In fairness, the Prime Minister is acting within the rules of the House. The member earlier was talking about the McGrath committee in which we recommended that, if implemented, all the matters of confidence be removed from the standing orders of the House and that confidence be a matter of political determination. The Prime Minister is politically determined that this will be a matter of confidence.
It is now up to the Liberal backbenchers to politically determine, to individually determine whether the Prime Minister has made the right decision on this or whether they have an opportunity on Tuesday to make parliamentary history, to say to the Prime Minister he has made a mistake on the package in the first place and by declaring this a matter of confidence.
They should vote the way they think is right in spite of what he said about this being a matter of confidence because when they think it over, if the motion were to pass and parliament were to express that the compensation package is not good enough, the Prime Minister will not see the governor general the next morning. The next morning they are going to say that maybe they should rethink the package, maybe they should expand it, maybe it should be more generous, have a motion of confidence passed in the House or simply declare that it was not a matter of non-confidence. All these things are possible within the rules.

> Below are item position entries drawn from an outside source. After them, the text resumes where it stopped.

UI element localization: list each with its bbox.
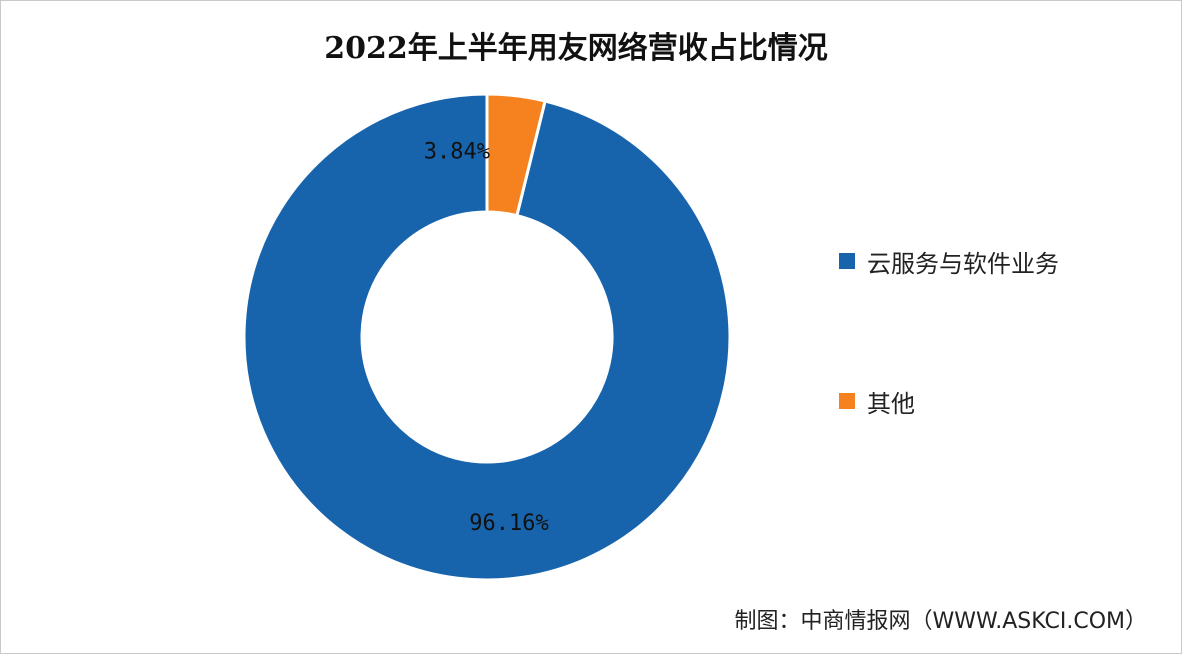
- legend-item-cloud: 云服务与软件业务: [839, 241, 1059, 281]
- slice-other: [485, 92, 547, 218]
- legend-item-other: 其他: [839, 381, 1059, 421]
- legend: 云服务与软件业务 其他: [839, 241, 1059, 421]
- legend-label-other: 其他: [867, 389, 915, 418]
- data-label-cloud: 96.16%: [469, 511, 548, 536]
- legend-label-cloud: 云服务与软件业务: [867, 249, 1059, 278]
- data-label-other: 3.84%: [424, 139, 490, 164]
- slice-cloud: [242, 92, 732, 582]
- legend-swatch-cloud: [839, 253, 855, 269]
- chart-title: 2022年上半年用友网络营收占比情况: [324, 31, 828, 66]
- legend-swatch-other: [839, 393, 855, 409]
- source-note: 制图：中商情报网（WWW.ASKCI.COM）: [734, 609, 1147, 634]
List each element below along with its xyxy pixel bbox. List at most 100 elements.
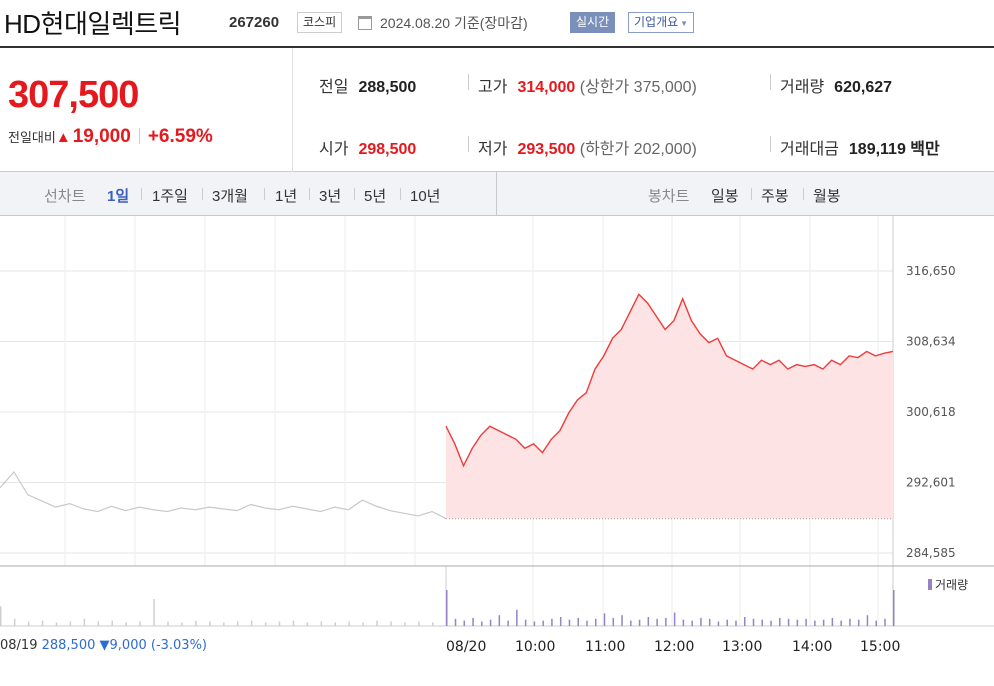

I urge the Prime Minister to see things differently. I urge Liberal backbenchers to see things differently. They are on shaky ground, ethically and politically. I do not think Canadians accept that victims of hepatitis C should be divided into two groups, those who were contaminated after 1986 and those who were contaminated before 1986.
The government is putting forward an argument that it is trying to be legally cautious. It does not want to leave itself and other governments open to a precedent setting judgment. We have precedents already. We have the precedent of all people who contracted AIDS through tainted blood being compensated no matter when they contracted HIV. Why not pay attention to that precedent? If we are precedent conscious, why not pay attention to that precedent? Why not pay attention to both precedent and experience in other countries? The member for Macleod said earlier this has been done in Ireland. Has there been this rush of claims against the health care system? Apparently not. The government should muster up its moral courage.
This morning we were at the prayer breakfast. Let us ask ourselves what would Jesus do in this situation. Would he say to all the people who were sick with hepatitis C that they will compensate only some and not others? I doubt it.